Difficult contacts challenge children, parents, practitioners and the courts. What is required is a child-centred strategy that reflects children's best interests. To achieve this goal, the purpose of contact between the child and the parent, and the benefits for the child, must be clearly articulated and understood by all concerned. The nature and type of contact needs to reflect the individual child's developmental needs. A
"one size fits all solution" for managing difficult contacts is unrealistic. In Chapter 4 we discussed a number of strategies for managing difficult contact cases, ranging from using skilled neutral assessors and parenting coordinators, to holding parents accountable for their behaviour and implementing accessible, timely and efficient conflict resolution processes.

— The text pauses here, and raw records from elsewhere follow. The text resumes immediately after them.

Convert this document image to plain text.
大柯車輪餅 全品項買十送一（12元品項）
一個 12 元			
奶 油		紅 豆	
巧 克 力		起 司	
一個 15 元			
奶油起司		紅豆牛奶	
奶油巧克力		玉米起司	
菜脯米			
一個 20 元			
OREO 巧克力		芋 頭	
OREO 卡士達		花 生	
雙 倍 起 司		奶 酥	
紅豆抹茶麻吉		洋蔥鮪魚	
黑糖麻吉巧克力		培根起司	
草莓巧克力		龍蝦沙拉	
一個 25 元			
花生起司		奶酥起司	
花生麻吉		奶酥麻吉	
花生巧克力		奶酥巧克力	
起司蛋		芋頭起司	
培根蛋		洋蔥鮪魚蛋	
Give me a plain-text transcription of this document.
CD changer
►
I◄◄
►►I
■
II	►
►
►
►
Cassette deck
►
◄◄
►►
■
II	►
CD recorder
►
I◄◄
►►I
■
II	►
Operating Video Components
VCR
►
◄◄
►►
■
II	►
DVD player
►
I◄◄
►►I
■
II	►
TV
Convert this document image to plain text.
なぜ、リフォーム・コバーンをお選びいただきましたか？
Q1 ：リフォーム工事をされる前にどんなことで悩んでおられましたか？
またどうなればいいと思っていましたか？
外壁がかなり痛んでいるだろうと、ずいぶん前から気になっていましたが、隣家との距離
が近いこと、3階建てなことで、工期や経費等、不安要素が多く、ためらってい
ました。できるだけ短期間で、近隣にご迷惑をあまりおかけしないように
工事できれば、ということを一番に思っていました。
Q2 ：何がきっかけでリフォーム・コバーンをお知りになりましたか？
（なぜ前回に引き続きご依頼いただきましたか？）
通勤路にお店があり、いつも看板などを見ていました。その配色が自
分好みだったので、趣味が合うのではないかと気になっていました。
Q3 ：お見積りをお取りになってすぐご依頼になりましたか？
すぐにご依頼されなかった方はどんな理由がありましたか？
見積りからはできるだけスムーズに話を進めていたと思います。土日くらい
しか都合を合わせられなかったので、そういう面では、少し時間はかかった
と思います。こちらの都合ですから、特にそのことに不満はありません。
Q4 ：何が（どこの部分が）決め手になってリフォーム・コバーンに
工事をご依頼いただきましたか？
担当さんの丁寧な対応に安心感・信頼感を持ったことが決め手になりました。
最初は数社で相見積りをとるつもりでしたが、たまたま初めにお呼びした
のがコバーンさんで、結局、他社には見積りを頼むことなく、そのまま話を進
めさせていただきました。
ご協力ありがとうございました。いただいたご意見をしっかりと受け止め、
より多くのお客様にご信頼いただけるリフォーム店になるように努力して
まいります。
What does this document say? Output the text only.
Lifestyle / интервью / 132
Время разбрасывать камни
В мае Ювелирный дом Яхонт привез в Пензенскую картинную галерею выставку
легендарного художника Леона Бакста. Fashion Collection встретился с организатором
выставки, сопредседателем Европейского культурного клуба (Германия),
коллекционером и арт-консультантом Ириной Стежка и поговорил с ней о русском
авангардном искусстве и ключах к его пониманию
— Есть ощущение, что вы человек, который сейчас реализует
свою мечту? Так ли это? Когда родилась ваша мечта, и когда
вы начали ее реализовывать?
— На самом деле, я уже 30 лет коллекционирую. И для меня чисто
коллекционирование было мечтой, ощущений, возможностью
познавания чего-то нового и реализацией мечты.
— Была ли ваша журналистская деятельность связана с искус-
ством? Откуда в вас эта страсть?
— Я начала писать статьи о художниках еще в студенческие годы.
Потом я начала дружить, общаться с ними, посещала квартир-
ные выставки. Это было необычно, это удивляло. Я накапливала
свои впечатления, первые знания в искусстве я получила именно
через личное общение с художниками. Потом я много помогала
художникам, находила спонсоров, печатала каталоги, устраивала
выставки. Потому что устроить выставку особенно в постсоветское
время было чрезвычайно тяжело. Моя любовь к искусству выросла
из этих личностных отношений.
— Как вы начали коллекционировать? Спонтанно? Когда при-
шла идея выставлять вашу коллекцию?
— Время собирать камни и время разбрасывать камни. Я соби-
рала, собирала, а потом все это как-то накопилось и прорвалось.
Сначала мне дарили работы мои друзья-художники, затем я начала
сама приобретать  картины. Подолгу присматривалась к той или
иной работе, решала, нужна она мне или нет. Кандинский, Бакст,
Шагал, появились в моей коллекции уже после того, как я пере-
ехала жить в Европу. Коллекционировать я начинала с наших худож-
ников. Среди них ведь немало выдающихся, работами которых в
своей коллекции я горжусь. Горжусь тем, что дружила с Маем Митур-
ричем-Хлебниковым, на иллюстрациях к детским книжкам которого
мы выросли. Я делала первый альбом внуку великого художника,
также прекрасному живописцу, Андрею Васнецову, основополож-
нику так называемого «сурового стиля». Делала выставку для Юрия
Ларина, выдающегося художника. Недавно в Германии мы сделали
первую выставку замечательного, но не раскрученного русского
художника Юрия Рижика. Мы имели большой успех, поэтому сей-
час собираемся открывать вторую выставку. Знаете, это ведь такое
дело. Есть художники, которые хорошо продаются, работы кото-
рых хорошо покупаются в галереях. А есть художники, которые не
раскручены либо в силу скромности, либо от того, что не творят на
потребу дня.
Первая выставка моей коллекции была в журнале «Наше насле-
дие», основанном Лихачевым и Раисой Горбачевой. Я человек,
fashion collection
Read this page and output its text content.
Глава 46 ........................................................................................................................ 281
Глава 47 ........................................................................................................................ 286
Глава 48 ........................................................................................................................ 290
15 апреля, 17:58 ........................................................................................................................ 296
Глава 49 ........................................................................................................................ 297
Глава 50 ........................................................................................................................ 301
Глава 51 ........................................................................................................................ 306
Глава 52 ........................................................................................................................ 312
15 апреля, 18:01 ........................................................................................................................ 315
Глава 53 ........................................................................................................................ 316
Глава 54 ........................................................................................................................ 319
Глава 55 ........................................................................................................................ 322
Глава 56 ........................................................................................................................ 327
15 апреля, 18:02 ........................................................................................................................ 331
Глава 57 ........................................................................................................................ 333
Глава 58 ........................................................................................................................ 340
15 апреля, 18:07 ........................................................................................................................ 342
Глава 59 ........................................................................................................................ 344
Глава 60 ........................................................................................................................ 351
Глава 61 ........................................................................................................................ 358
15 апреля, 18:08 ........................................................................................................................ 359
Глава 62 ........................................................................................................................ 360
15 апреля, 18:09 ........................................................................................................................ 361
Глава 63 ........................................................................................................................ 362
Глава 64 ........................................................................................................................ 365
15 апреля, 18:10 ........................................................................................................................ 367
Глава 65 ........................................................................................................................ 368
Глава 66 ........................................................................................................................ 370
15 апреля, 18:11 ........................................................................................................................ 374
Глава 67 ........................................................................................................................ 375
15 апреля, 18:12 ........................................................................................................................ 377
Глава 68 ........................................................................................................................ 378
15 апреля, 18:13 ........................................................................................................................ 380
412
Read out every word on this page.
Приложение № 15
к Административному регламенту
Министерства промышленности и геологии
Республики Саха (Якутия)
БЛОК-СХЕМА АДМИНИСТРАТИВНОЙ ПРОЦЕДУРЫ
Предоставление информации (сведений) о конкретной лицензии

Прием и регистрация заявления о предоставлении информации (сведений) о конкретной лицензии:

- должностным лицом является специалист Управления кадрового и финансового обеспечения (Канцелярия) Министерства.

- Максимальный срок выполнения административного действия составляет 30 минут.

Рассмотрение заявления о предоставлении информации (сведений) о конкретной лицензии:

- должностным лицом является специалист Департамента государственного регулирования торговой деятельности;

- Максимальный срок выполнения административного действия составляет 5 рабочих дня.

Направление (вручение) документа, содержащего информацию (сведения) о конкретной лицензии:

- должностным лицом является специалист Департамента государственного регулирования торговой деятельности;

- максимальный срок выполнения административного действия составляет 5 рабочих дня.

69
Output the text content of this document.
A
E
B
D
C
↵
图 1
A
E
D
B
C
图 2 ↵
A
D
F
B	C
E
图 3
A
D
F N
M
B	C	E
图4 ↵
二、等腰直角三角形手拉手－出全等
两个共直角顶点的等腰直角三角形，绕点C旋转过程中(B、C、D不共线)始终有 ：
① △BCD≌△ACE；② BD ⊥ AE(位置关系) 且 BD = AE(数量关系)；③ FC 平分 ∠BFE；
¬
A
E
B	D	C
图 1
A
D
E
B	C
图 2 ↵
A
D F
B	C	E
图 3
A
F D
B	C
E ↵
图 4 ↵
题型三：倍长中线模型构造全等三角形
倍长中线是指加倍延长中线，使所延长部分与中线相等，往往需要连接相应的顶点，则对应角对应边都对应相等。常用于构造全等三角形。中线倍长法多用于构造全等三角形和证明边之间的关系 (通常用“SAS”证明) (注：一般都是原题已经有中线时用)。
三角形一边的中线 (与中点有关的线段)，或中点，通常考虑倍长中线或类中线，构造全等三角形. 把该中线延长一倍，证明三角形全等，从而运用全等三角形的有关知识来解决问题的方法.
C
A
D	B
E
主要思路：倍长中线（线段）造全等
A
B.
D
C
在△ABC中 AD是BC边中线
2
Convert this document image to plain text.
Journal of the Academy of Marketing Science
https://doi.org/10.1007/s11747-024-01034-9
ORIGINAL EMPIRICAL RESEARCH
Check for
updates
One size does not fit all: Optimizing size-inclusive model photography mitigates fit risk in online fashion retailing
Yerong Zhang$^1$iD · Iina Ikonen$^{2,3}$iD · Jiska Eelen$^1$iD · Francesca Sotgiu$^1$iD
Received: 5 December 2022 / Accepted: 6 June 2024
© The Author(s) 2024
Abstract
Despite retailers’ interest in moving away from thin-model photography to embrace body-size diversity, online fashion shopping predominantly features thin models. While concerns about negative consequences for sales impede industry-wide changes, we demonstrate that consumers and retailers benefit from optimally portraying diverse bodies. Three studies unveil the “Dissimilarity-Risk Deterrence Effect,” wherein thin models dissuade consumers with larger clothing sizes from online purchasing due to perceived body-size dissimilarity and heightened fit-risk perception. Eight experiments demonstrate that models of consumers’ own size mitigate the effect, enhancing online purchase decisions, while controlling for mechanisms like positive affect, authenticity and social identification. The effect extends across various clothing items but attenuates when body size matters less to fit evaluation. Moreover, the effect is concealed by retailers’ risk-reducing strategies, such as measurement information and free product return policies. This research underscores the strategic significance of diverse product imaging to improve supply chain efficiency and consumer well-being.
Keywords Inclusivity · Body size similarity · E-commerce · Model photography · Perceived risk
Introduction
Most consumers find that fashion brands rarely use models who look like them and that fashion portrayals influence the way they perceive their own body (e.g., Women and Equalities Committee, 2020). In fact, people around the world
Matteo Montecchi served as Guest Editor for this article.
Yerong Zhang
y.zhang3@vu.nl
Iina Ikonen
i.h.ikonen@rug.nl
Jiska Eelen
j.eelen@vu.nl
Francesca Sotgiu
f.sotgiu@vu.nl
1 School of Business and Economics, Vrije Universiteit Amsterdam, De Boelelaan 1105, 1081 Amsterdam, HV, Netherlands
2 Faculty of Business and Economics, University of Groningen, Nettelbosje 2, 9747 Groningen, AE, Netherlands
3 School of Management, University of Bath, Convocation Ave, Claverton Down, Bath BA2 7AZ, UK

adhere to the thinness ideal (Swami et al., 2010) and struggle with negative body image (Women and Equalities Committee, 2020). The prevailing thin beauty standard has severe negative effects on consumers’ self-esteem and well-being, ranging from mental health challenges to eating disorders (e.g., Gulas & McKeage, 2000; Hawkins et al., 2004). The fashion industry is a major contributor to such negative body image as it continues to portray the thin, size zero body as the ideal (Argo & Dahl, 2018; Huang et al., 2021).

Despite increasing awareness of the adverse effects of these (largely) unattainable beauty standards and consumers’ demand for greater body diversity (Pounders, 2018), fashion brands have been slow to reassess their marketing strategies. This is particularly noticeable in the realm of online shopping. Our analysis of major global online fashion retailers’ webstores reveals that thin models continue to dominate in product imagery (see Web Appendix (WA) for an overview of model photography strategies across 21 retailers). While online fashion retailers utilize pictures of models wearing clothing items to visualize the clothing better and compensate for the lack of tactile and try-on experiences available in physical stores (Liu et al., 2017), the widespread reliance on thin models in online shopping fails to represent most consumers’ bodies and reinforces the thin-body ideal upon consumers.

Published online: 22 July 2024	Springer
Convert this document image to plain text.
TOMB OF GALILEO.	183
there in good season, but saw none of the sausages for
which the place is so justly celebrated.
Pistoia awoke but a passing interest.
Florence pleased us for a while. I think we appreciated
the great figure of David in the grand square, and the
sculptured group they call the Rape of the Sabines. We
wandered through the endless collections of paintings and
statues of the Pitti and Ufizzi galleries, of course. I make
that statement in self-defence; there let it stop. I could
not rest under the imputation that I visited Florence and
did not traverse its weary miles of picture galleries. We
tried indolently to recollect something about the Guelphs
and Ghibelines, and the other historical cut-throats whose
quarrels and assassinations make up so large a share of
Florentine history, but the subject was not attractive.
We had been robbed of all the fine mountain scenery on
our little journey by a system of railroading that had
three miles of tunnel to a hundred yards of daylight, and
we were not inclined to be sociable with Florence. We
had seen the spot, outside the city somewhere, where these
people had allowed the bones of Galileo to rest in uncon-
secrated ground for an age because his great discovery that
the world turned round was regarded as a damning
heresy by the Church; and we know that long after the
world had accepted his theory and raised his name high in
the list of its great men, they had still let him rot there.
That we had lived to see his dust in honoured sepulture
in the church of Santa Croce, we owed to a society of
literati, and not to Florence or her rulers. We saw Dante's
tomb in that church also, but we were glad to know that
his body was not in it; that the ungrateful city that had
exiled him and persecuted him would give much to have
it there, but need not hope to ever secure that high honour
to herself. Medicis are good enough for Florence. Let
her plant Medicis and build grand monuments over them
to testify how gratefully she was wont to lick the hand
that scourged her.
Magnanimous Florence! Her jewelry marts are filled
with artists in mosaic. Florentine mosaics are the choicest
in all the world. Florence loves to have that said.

In the course of our literature review and key informant inquiry, two other issues related to contact difficulties emerged. First, in the past decade, considerable media and professional attention has been directed to debate about the concept of alienation. What is often overlooked is a problem that affects significantly more children—parental abandonment. For a variety of reasons (Wallerstein, 1980; Wallerstein and Blakeslee, 1997), one parent may disappear from a child's life. Participants in the Youth Consultation on the Divorce Act described this abandonment as one of the hardest aspects of divorce (Freeman and Freeman, 2001).
Second, children rarely have a safe and meaningful way to be heard in the divorce process. Smart (2002: 318) notes what is most difficult for children is the lack of control they have over their lives. She states:
...children had to re-establish their relationships with their parents, and a great deal depended on the trust and warmth that had been established prior to separation and then on the quality of the post-separation parenting. A majority of children were clear that they did not want to be forced to make choices, but they did want to have a voice and they did want to understand what was happening.
Wallerstein and Kelly first identified this theme in 1985. Smart also reports that children require time to adjust to arrangements and they want the flexibility to make changes when necessary. The issue, in her opinion, is whether parents are prepared to listen to the child's voice.
Despite the challenge of contact difficulties, there are a number of possible strategies that can be implemented to support the resolution of difficult contacts. Encouraging research and supporting ongoing discussion among stakeholders will advance our understanding about effective intervention strategies.